In the normal course of the world, seasonal shifts in weather can cause crops to fail, water to rise and roads to ice over. But on top of that naturally chaotic system, anthropogenic climate change is creating hazardous conditions that pose similar—sometimes heightened—dangers. It's tricky to know, though, which events fall into which category—was that storm just an unusually bad one or the sign of things to come?

The relatively new scientific field of “extreme event attribution” seeks to separate routine (if unfortunate) weather from weather that can be chalked up to climate change. In a new report published by the American Meteorological Society, independent teams of scientists examined a swath of 2013's big natural disasters with an eye to figuring out how climate change may have contributed to the storms. Climate Central has a breakdown of the extreme events studied in the report, detailing which were tied to climate change and which were not.

Some of the events that the researchers tied to climate change—heat waves in Australia, South Korea, Japan, China and across Europe, and drought in New Zealand—make intuitive sense. Others, like the heavy rains that caused widespread flooding in northern India, fit when you consider the fact that India's rains are strongly guided by the seasonal monsoon, and the monsoon is already thought to be affected by climate change.

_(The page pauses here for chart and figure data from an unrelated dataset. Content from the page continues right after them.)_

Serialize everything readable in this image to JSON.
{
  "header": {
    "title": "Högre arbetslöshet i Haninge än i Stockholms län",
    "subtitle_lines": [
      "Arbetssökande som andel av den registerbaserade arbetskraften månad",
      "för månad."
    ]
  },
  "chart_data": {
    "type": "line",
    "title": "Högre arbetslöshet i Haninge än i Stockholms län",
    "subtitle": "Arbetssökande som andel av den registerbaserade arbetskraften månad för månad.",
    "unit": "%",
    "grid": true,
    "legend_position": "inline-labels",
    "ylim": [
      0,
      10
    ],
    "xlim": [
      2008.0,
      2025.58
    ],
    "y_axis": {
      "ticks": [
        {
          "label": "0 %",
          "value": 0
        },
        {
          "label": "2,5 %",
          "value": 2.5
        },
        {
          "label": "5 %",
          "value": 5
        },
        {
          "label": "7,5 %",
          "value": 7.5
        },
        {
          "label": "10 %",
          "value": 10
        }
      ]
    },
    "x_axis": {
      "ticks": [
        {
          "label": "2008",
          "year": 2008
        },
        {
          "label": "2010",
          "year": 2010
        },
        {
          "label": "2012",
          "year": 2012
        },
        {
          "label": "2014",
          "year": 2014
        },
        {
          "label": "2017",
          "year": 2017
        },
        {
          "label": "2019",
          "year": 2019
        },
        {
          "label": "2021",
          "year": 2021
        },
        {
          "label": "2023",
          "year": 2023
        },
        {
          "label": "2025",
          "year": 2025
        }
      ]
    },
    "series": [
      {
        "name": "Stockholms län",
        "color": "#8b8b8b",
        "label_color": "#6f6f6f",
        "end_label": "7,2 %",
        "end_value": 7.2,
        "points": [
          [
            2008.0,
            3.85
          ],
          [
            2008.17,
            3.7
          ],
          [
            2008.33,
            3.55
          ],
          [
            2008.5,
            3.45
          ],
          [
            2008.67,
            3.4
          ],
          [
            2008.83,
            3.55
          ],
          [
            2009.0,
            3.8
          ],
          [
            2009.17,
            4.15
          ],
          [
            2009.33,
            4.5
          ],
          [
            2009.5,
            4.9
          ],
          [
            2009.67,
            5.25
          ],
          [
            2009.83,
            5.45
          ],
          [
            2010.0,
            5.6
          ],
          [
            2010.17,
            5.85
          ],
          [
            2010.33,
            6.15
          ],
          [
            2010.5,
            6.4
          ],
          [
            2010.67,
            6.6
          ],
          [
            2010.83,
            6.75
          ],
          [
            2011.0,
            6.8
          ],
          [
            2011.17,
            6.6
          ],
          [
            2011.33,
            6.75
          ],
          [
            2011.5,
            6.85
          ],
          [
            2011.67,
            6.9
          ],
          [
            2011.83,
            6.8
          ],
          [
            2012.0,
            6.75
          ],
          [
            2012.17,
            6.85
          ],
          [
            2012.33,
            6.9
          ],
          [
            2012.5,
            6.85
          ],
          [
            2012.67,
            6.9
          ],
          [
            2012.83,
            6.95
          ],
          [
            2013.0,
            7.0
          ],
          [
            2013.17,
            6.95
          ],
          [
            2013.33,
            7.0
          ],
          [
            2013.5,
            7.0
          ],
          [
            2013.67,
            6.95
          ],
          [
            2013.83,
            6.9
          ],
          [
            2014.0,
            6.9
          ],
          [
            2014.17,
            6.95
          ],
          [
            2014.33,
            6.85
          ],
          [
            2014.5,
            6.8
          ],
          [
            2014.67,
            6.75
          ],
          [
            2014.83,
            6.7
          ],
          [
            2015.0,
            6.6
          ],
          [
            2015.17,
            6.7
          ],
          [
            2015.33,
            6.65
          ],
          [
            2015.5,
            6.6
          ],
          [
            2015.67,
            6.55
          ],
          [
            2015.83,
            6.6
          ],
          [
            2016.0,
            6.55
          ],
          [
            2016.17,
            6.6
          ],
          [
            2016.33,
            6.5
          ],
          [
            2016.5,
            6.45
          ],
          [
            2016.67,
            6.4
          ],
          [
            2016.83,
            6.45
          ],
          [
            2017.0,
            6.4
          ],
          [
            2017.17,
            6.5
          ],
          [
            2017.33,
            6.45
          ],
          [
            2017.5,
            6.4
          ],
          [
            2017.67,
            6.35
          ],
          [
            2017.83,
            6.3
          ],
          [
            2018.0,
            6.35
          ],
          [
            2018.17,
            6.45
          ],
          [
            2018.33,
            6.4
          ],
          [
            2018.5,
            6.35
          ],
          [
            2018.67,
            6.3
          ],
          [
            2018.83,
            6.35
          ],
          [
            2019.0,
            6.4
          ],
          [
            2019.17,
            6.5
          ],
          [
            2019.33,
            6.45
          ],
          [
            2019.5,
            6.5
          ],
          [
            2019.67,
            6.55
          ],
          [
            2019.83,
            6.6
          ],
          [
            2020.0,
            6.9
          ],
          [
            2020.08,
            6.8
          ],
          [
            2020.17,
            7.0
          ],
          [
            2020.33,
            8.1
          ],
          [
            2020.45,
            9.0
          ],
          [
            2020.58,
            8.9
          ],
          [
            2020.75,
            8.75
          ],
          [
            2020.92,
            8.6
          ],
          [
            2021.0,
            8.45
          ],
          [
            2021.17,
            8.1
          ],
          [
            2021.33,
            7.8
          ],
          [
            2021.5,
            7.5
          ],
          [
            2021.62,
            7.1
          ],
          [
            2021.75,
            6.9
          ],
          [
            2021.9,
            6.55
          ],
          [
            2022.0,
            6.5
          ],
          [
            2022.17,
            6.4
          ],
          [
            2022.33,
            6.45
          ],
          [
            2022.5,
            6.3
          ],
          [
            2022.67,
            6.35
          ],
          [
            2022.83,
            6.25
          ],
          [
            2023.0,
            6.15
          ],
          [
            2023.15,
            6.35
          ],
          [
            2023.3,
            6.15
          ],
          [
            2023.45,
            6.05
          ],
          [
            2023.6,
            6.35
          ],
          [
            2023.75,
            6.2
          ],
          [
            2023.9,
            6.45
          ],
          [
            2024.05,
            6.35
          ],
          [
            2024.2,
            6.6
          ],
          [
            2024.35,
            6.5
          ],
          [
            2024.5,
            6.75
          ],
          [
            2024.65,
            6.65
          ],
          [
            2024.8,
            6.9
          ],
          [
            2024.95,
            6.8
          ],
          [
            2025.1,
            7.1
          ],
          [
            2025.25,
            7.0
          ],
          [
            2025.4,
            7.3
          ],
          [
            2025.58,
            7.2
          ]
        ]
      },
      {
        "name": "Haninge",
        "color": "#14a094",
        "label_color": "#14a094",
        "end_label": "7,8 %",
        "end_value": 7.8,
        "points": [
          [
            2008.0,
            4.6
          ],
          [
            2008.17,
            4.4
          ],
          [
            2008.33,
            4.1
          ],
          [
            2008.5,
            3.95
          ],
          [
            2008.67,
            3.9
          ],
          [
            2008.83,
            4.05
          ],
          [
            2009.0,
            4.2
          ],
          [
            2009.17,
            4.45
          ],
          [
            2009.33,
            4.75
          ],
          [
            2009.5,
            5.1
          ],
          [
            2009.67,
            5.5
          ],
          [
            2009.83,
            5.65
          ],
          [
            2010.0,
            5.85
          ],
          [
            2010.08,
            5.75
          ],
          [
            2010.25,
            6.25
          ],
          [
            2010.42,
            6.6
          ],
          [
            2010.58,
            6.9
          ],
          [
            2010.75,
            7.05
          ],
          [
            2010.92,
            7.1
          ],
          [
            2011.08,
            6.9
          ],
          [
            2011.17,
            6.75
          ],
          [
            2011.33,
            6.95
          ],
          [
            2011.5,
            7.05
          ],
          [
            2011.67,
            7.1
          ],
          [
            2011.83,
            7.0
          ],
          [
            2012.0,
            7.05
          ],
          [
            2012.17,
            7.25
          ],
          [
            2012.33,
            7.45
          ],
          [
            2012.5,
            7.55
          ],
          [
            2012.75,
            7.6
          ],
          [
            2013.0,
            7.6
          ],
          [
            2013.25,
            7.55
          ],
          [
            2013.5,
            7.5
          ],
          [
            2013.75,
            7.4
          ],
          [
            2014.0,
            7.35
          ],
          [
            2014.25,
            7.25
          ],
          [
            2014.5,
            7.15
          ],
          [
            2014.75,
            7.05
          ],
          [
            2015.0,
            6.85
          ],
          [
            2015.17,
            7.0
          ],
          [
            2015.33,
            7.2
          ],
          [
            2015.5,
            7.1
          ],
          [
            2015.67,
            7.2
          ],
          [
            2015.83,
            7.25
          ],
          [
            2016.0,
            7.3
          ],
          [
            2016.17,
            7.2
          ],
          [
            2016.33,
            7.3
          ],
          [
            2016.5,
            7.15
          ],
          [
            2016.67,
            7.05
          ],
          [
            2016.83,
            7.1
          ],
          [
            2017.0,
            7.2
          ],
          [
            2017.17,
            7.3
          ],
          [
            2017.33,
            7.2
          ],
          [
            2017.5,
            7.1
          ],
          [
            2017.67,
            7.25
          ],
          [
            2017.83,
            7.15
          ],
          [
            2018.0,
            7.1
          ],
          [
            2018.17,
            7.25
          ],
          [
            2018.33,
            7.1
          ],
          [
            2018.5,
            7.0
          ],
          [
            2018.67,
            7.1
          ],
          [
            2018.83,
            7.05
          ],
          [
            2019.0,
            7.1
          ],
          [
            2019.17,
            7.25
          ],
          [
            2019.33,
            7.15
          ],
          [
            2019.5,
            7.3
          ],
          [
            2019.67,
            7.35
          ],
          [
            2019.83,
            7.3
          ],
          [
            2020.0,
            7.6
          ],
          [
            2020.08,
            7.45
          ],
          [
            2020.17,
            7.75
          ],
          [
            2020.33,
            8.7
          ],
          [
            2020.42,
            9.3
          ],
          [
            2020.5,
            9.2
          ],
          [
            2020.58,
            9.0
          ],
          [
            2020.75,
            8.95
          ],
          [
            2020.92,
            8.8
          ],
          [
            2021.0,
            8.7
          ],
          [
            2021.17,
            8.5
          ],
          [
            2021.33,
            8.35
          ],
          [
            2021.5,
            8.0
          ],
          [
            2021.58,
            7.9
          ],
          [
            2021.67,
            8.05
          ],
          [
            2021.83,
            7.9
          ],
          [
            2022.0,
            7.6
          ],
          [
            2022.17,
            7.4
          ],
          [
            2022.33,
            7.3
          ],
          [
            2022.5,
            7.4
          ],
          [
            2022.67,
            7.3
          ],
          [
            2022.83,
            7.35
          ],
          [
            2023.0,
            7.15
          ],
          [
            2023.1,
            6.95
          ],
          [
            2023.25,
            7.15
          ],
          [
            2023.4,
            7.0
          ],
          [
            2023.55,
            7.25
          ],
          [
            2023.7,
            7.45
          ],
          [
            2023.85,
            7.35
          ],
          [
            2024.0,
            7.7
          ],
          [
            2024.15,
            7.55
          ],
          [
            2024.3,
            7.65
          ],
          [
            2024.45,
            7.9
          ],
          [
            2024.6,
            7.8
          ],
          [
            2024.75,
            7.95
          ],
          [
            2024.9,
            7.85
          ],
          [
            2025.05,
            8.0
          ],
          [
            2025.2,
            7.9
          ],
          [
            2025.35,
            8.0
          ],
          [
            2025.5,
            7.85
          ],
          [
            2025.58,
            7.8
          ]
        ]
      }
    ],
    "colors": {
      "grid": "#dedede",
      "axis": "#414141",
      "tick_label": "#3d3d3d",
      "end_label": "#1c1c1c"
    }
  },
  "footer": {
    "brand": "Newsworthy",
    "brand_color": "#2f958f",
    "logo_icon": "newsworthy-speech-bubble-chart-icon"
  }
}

But some natural disasters that one would think would be attributable to climate change didn't seem to hold up under the scientists' scrutiny—most notably, the ongoing and record-setting California drought. At best, the drought's connection to climate change is up in the air, with some scientists saying there is a connection and others saying there is not

In a certain theoretical sense, all weather is now being guided by our greenhouse gas emissions. Global warming is raising the energy in the air and the sea, and as an interconnected system any changes affect the formation of storms, drought and other extreme events. But in a more practical way, some extreme events owe their strength more to climate change than others—some heat waves are just heat waves, while others burn so hot or last so long that scientists think they would have been extremely unlikely, if not impossible, without the warming of climate change.

As Smart News has written before, “[t]here’s never an all-or-nothing relationship between climate change and a particular extreme event. But what event attribution allows us to say is how much more likely a particular weather event was or how much stronger it ended up being because of shifts caused by climate change.”

While not everything that seems like climate change necessarily is, a lot of nasty weather events are. The longer humans keep pushing the system, the more chances climate change will have to show its ugly side.